Bridging Continents

An exhibition of Polish posters in the Hong Kong University Museum of Art, curated by Petya Andreeva ’13, who won a Freeman Foundation grant for the summer internship. Photo courtesy of Petya Andreeva '13
Hailing from a country in which the term liberal arts education doesn’t exist, Petya Andreeva ’13 of Burgas, Bulgaria, came to Colby without really knowing what she was getting herself into. She arrived planning to study political science, and now, after just one year at Colby, her résumé includes being curator of two art exhibitions in Hong Kong.
Andreeva planned to double major in government and East Asian studies. But Colby’s academic requirements have a funny way of changing people’s plans. “I was reluctant and worried that I had to take classes outside of my majors,” said Andreeva. “Still, I had to take Asian Art with Professor Ankeney Weitz to satisfy my art requirement.”
It was Weitz’s art class that, Andreeva says, changed her life. “It made me rediscover myself and my strengths,” she said. “I just simply felt alive while learning about art.” Halfway through her freshman year, Andreeva declared her majors: art history and East Asian studies.

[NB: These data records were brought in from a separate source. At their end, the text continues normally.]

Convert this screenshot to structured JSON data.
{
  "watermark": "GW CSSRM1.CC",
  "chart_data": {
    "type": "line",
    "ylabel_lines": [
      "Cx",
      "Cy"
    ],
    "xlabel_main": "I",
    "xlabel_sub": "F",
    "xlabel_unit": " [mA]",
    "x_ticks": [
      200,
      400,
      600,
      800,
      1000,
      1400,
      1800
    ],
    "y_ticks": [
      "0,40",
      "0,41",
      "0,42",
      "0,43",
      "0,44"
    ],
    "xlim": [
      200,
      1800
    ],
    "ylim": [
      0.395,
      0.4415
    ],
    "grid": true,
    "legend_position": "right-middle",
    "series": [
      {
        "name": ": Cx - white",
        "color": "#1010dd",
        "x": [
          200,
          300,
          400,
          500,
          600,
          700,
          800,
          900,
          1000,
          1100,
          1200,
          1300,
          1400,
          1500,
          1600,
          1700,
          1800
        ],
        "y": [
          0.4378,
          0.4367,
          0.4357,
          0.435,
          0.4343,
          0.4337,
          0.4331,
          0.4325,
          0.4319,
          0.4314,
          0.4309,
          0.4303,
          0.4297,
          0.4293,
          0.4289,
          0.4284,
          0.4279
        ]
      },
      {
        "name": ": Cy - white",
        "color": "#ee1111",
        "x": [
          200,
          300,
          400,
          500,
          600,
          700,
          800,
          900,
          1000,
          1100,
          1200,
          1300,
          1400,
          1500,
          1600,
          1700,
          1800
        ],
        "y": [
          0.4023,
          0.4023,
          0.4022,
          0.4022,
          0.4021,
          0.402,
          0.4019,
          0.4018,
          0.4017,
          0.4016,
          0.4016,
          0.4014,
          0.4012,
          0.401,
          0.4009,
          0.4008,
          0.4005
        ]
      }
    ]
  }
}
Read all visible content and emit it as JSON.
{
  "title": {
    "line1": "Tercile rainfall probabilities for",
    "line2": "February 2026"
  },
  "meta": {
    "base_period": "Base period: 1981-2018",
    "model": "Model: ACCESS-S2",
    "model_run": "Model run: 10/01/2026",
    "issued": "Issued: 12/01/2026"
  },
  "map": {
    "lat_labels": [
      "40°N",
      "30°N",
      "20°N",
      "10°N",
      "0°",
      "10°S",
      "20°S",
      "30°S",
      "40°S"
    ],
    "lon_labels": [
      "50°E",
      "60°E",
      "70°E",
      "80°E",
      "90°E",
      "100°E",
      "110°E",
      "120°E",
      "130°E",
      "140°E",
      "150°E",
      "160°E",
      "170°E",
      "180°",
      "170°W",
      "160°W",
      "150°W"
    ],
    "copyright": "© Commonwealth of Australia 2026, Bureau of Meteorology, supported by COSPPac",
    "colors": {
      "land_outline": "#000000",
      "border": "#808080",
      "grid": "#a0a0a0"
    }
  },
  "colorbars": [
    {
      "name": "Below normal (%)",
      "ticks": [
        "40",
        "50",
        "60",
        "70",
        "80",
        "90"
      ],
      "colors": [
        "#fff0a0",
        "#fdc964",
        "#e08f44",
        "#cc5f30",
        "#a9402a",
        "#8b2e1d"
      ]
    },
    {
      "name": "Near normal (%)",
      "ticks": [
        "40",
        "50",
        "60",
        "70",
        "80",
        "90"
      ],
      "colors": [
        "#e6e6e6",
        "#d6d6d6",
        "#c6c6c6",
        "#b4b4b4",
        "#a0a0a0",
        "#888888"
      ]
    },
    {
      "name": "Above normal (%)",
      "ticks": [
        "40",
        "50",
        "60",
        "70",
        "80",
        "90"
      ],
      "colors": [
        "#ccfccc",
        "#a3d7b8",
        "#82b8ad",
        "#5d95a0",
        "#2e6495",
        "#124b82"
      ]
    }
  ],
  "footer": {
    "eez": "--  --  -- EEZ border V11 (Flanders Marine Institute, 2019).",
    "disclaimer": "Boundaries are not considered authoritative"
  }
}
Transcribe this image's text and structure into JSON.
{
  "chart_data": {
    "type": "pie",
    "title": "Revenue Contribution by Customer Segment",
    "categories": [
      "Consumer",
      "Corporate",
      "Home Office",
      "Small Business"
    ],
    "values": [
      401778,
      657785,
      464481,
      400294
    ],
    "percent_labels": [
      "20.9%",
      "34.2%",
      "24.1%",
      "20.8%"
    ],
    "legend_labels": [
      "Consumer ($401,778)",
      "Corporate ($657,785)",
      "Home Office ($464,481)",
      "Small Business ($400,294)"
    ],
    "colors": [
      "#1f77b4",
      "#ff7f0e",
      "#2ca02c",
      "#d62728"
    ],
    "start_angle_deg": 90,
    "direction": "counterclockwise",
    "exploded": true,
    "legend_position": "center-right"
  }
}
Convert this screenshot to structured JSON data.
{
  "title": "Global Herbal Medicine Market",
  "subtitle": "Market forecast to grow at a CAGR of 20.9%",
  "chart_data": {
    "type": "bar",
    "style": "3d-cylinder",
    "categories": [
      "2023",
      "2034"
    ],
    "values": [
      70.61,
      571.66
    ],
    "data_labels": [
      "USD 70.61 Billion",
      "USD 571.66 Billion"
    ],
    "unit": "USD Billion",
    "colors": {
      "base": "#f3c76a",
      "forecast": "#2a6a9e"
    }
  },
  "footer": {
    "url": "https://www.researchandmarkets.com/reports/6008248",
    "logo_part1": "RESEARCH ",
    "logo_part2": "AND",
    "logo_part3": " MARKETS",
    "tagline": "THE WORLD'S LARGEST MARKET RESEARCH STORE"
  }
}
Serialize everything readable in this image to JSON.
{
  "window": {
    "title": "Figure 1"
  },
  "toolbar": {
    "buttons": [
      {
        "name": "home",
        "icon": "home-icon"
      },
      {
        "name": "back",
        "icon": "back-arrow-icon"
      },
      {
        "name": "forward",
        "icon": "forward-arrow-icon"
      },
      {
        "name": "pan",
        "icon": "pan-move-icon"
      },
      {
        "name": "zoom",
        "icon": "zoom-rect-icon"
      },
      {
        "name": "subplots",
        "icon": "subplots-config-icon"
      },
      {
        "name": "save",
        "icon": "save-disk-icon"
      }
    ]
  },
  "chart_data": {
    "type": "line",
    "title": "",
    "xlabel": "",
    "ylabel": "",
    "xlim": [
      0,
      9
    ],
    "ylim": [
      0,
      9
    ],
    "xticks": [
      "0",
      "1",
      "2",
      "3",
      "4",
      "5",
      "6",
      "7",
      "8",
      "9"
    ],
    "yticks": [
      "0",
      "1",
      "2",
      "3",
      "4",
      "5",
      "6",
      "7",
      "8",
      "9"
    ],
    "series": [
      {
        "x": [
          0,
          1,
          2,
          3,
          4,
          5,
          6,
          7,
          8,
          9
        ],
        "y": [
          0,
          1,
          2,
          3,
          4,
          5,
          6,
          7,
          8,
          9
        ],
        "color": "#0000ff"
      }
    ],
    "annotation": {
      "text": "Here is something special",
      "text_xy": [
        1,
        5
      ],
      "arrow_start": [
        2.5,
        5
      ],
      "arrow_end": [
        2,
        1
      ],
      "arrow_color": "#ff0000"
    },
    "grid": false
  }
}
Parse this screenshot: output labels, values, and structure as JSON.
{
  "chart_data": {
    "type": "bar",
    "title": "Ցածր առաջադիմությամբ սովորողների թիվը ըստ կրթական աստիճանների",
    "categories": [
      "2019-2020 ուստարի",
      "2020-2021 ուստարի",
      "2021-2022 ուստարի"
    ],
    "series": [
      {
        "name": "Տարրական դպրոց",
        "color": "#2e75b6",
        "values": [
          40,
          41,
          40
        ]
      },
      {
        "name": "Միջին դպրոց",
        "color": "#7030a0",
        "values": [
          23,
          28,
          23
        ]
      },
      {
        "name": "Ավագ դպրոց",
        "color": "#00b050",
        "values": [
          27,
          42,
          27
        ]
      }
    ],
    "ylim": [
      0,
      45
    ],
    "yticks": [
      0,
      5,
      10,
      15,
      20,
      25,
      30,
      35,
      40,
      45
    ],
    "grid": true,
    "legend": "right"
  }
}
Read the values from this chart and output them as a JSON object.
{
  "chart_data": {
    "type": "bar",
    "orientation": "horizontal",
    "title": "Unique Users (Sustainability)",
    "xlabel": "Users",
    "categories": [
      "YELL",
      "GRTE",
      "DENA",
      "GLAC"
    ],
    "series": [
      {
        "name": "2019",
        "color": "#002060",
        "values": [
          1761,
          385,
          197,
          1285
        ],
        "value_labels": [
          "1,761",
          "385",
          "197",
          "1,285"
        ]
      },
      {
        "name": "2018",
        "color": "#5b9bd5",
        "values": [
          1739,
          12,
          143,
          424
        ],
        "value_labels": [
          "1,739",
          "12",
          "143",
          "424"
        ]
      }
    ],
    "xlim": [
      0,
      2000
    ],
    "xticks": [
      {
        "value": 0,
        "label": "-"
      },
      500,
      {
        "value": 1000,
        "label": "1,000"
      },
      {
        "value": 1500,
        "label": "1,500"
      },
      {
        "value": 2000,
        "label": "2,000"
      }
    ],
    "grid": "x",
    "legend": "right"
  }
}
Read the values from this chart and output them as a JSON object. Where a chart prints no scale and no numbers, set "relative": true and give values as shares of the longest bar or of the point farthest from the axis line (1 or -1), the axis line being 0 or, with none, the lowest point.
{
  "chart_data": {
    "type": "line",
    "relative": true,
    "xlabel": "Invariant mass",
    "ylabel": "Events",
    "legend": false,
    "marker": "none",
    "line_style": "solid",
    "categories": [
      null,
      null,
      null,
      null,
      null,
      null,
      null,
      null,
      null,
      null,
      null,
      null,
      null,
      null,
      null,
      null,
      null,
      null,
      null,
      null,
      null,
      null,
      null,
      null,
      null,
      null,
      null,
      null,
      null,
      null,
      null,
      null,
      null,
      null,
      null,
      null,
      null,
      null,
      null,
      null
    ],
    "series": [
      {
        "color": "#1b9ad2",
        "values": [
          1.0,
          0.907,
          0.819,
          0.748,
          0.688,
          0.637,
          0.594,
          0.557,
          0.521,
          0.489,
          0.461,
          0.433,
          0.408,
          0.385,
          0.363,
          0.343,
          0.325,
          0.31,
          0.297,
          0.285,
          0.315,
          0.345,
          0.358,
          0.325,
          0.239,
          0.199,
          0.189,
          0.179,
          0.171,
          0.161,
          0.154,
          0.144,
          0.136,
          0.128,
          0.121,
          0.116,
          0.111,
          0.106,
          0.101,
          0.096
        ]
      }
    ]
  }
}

Under Weitz’s guidance, Andreeva applied for and received the highly competitive Freeman Foundation Grant, which sponsored her internship at the Hong Kong University Museum and Art Gallery this summer.
She spent most of her summer in Hong Kong writing press releases and doing extensive research in Chinese, Japanese, and Vietnamese art. But, when the director of the gallery asked Andreeva to translate 50 Polish posters donated by the Polish consulate, she was given the opportunity of a lifetime.
"He actually gave me the responsibility to curate a whole exhibition with those fifty posters,” Andreeva said. She arranged the posters and wrote a caption for each. The exhibition occupied two halls of the museum and was open to visitors for a month.
Impressed by her work, the director asked Andreeva to curate another exhibition, this one about Japanese photography. Her second exhibit was viewed by the consul general of Japan and other diplomats from various embassies and consulates—quite an accomplishment for someone with only one year of college under her belt.